Foreign characters in strings

Hi there,

I have a test that checks to make sure a string has been
URI.unescape’d. I’m testing two different strings. One string that I’m
dealing with contains foreign characters, and the other string
contains ‘regular’ English characters. Here are the tests:

describe Song, “should be valid” do
before(:each) do
@song = Song.new
end

it “when location= has been sanitized dealing with foreign characters”
do
@song.location =
“file://localhost/Users/dave/Music/iTunes/iTunes%20Music/Sigur%20Ros/Agaetis%20Byrjun/05%20Ny%CC%81%20batteri%CC%81.m4a”
@song.save
@song.location.should == “/Users/dave/Music/iTunes/iTunes
Music/Sigur Ros/Agaetis Byrjun/05 Ný batterí.m4a”
end

it “when location= has been sanitized dealing with non-foreign
characters” do
@song.location =
“file://localhost/Users/dave/Music/iTunes/iTunes%20Music/Mogwai/Mr.%20Beast/Travel%20Is%20Dangerous.mp3”
@song.save
@song.location.should eql(“/Users/dave/Music/iTunes/iTunes
Music/Mogwai/Mr. Beast/Travel Is Dangerous.mp3”)
end

end

Here’s the following error I get when running the example:

when location= has been sanitized dealing with foreign characters
expected: “/Users/dave/Music/iTunes/iTunes Music/Sigur Ros/Agaetis
Byrjun/05 Ný batterí.m4a”,
got: “/Users/dave/Music/iTunes/iTunes Music/Sigur Ros/Agaetis
Byrjun/05 Ný batterí.m4a” (using ==)

And for what it’s worth, here’s the location= method:

def location=(location)
self[:location] = URI.unescape(location).gsub!(“file://localhost”, “”)
end

Obviously those strings are not equal in the result above, but when I
view the output using Textmate’s Rspec bundle, I see this:
http://antrover.com/data/rspec_results.png
(screenshot)

The strings look identical using Textmate’s Rspec bundle until I copy
and paste the output into some other text editor only to reveal the
fact the strings are not equal. This leads me to believe there’s an
encoding issue somewhere, but I’m not sure where. Textmate and the
terminal are both in UTF8.

When I copy the above error message into vim from Textmate’s Rspec
bundle I see this:
expected: “/Users/dave/Music/iTunes/iTunes Music/Sigur Ros/Agaetis
Byrjun/05 Ný batterí.m4a”,
got: “/Users/dave/Music/iTunes/iTunes Music/Sigur Ros/Agaetis
Byrjun/05 Ny?~A batteri?~A.m4a” (using ==)

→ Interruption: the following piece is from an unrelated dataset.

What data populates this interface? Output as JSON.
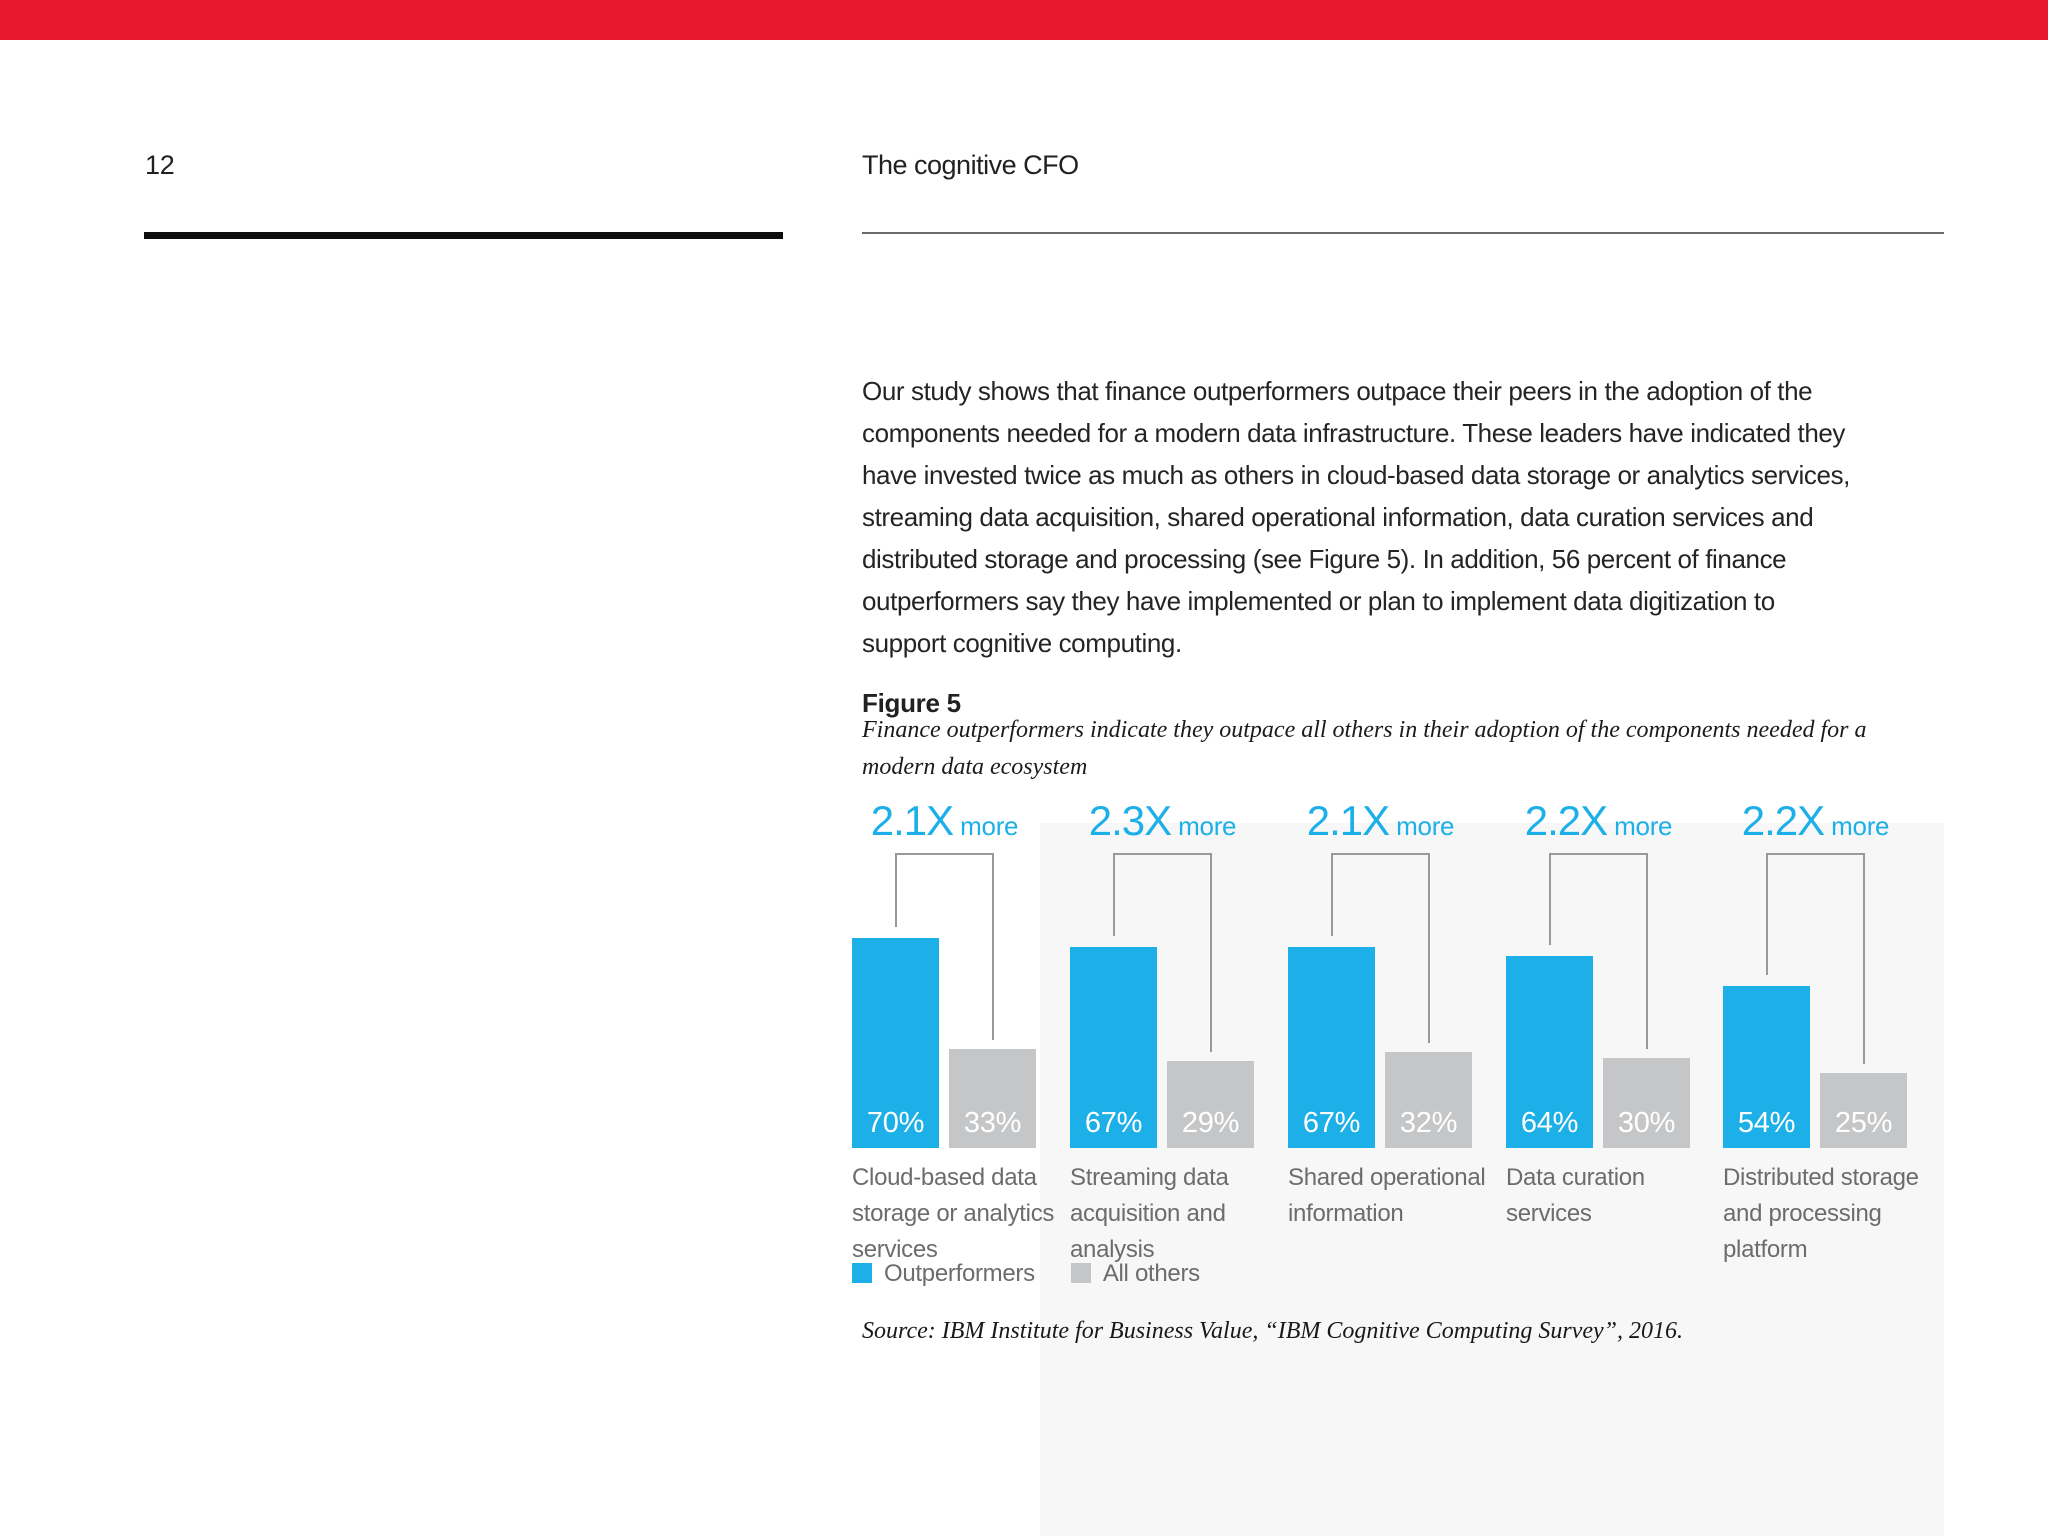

Anyone have any ideas on how to make this (simple!) test pass with
flying colors?

Thank you,
Dave

On Mar 22, 2008, at 4:17 pm, Dave wrote:

Anyone have any ideas on how to make this (simple!) test pass with
flying colors?

You will need to use a unicode library. Judging by the length of the
strings being compared, I think what is happening is the ý and í
characters are being entered in different ways. URI is encoding them
as letter+accent (total length 84) whereas your test string is
encoding them as single character (total length 82). (Actual length
of the string is 80, I counted by hand).

I’m no unicode expert but I do know that some characters can be
encoded either the form <é> or the form <e + ´>

Without resorting to a unicode library you would have to do

URI.should_receive(:unescape).with("…")

to test it, which is more of a unit test than a functional test.

Hope this helps.

Ashley

Here’s the code I wrote as a test:

Error:
Song when location= has been sanitized dealing with foreign character
expected: 82, got: 84 (using ==)

$KCODE = “u”

require ‘uri’

class Song
attr_reader :location

 def location=(location)
  @location = URI.unescape(location).gsub!("file://localhost", "")
 end

end

describe Song do
before(:each) do
@song = Song.new
end

 it "when location= has been sanitized dealing with foreign

characters" do
location =
"file://localhost/Users/dave/Music/iTunes/iTunes%20Music/Sigur%20Ros/Agaetis%20Byrjun/05%20Ny%CC%81%20batteri%CC%81.m4a
"
@song.location = location

   expected_sanitized_location = "/Users/dave/Music/iTunes/iTunes

Music/Sigur Ros/Agaetis Byrjun/05 Ný batterí.m4a"
@song.location.length.should ==
expected_sanitized_location.length
@song.location.should == expected_sanitized_location
end

  it "when location= has been sanitized dealing with non-foreign

characters" do
location =
"file://localhost/Users/dave/Music/iTunes/iTunes%20Music/Mogwai/Mr.%20Beast/Travel%20Is%20Dangerous.mp3
"
@song.location = location

    expected_sanitized_location = "/Users/dave/Music/iTunes/iTunes

Music/Mogwai/Mr. Beast/Travel Is Dangerous.mp3"
@song.location.length.should ==
expected_sanitized_location.length
@song.location.should eql(expected_sanitized_location)
end
end